Come-we-stay no longer a shortcut to marriage

Couple moving in together.

Ten out of every 100 women in Kenya knock their way to marriage with a pregnancy.

And if you thought your current “come-we-stay” relationship with your spouse will automatically evolve into marriage sooner than later, you may need to think twice.

These are the findings of a new research on marriages that has revealed that the informal but popular route to marriage among young people is turning out fewer matrimonies in the end.

As high as 87 per cent of men and 72 per cent of women aged 25 to 34 in Kenya are in informal unions. And of this, only about 1.4 per cent are being formalised annually.The research also shows that many women are marrying while pregnant.
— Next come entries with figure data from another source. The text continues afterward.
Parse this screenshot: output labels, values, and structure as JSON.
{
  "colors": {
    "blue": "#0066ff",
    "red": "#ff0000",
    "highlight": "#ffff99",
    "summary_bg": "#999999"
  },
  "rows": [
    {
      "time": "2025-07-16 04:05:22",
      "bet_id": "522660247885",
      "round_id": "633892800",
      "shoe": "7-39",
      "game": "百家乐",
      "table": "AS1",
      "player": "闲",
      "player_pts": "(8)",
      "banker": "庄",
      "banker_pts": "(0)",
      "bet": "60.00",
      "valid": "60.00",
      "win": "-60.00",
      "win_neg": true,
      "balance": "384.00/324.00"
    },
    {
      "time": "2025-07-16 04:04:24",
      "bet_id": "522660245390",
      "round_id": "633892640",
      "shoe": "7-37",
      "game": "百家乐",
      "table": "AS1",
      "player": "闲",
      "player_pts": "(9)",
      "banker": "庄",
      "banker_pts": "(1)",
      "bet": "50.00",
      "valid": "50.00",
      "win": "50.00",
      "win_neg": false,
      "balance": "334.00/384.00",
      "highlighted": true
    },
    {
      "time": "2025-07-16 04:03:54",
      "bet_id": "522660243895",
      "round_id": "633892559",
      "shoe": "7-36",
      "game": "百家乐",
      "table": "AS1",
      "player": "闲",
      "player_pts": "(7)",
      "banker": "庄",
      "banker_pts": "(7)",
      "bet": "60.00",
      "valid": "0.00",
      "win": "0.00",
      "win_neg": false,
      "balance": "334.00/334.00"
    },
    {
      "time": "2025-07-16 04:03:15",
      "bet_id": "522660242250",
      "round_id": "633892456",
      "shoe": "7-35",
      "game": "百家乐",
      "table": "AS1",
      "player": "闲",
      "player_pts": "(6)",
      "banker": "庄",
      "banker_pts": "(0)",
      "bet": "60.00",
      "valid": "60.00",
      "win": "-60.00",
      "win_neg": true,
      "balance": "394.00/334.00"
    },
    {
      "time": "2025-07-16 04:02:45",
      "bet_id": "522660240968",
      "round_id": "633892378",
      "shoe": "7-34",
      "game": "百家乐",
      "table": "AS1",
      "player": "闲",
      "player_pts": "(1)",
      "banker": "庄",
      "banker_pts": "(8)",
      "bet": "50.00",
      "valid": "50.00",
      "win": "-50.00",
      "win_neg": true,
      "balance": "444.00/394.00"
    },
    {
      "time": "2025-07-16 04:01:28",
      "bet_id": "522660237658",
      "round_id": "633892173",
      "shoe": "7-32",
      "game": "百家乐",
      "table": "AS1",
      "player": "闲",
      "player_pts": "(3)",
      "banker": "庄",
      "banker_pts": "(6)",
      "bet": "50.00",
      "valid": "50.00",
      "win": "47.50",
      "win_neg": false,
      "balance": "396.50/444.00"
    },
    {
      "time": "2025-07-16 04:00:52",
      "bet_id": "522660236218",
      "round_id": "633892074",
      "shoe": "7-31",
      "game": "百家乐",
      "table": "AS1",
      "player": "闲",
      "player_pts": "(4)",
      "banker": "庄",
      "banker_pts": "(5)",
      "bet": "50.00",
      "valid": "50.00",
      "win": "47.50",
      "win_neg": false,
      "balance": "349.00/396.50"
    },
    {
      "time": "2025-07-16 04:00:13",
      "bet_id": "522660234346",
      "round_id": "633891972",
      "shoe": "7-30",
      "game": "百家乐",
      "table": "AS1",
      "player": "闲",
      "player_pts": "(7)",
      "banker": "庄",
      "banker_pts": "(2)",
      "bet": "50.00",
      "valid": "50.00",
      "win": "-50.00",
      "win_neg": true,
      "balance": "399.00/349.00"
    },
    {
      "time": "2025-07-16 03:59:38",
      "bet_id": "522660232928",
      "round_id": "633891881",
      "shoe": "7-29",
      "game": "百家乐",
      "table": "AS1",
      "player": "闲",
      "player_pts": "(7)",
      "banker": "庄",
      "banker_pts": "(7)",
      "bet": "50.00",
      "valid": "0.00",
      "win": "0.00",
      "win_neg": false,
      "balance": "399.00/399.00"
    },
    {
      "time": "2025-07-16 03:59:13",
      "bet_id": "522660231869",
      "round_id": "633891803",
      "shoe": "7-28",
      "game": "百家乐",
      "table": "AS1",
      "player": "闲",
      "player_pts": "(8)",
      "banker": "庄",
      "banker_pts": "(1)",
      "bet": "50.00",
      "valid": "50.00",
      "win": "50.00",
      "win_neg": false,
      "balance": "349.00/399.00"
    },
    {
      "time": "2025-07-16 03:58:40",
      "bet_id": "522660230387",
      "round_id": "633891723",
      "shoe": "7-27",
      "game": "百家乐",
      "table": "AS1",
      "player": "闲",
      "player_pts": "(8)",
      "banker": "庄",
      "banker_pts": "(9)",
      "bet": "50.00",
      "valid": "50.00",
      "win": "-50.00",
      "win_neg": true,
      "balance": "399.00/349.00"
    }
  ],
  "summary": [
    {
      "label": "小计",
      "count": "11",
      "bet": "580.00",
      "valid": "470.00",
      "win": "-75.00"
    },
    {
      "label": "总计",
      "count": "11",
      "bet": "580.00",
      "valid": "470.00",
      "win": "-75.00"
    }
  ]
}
Carried out in Nairobi by African Population Health Research Centre (APHRC), University of Wisconsin-Madison and University of Michigan (both from the US) and Population Council-Kenya, the study appeared two weeks ago (August 6, 2018) in the Journal of Marriage and Family.

The researchers studied how young people in Nairobi are making sense of marriage amidst an unprecedented unemployment crisis in the country.

Almost a quarter (22 per cent) of young women in Kenya, the study says, are getting their first child out of wedlock. Of the 30 study countries, Kenya was among the top 10 with highest number of women giving first birth out of wedlock.

This compared to only about five per cent in Ethiopia, about 14 per cent in Uganda and Tanzania and 10 per cent in Rwanda.

But the situation is much worse in e-Swatini (Swaziland) where 53 per cent of young women give first birth out of wedlock, 50 per cent in Namibia, 43 per cent in Gabon and 31 per cent in Liberia.

The research also shows that today many young men in Nairobi are delaying marriage until they have an assured source of income to care for a wife and children.

On the other hand, women are scouring for an income as security to marry, who and when they want or not marry at all.

Despite a lot of talk about both gender bringing something to the table, the new study shows less harmony on the take away from the same table. “No woman in our study spoke about the importance of financially assisting or “feeding” husbands in the way that men spoke about supporting wives,” says the study.

Unlike traditionally when men would recourse to parents and family on marriage, for the city man this is now a much more personal and lonely decision pegged on income.

“Having a wife is a burden because today you can’t expect anyone else to feed you and your family,” said a respondent, 22-year-old Mark, unmarried but with a child from an earlier relationship.

One coping mechanism, the report says is delaying marriage for both sexes in favour for non-marital unions such as ‘come we stay’ arrangements.

“Shifts in marriage are especially striking in Nairobi, where the average age of marriage is the highest in the country — 22.1 for women and 26.1 for men — and where the majority of young adults in unions are cohabiting rather than married,” says the study.

At only three per cent, Guinea had the lowest number of women entering a marriage while already with first pregnancy.

Many of the women in Africa who get children out of wedlock, the study says are increasingly finding it difficult to marry apart from in Chad and Senegal.

Unwed mothers

“Chad and Senegal are the only two African countries where mothers generally marry faster than their childless peers,” says the study.

In Kenya, the study shows the duration unwed mothers take before they can marry has increased from about three years in the 90s to about four years today.

Unwed mothers in Uganda are likely to marry slightly earlier then Kenyans, while Tanzanians are likely to stayout of wedlock longer but not as long as the 14 years in Namibia.

The authors suggest such delay may be due to the women opting to continue with education and careers or lack of marriage opportunities.

“Many men also are not willing to care of children not from their own loins while unwed mothers may be seen to have lost some market value compared to their childless peers,” says the study.

But the Nairobi study says city women, marriage is no longer a matter of life and death.

“With their increasing participation in paid employment, Nairobi women are now able to be household breadwinners and to look after their children without marriage.”

For men, the study concludes, the main concern about marriage is being unable to support a family. For women, “early marriage” is described as a social ill, associated with dropping out of school and possible life-long suffering to be avoided.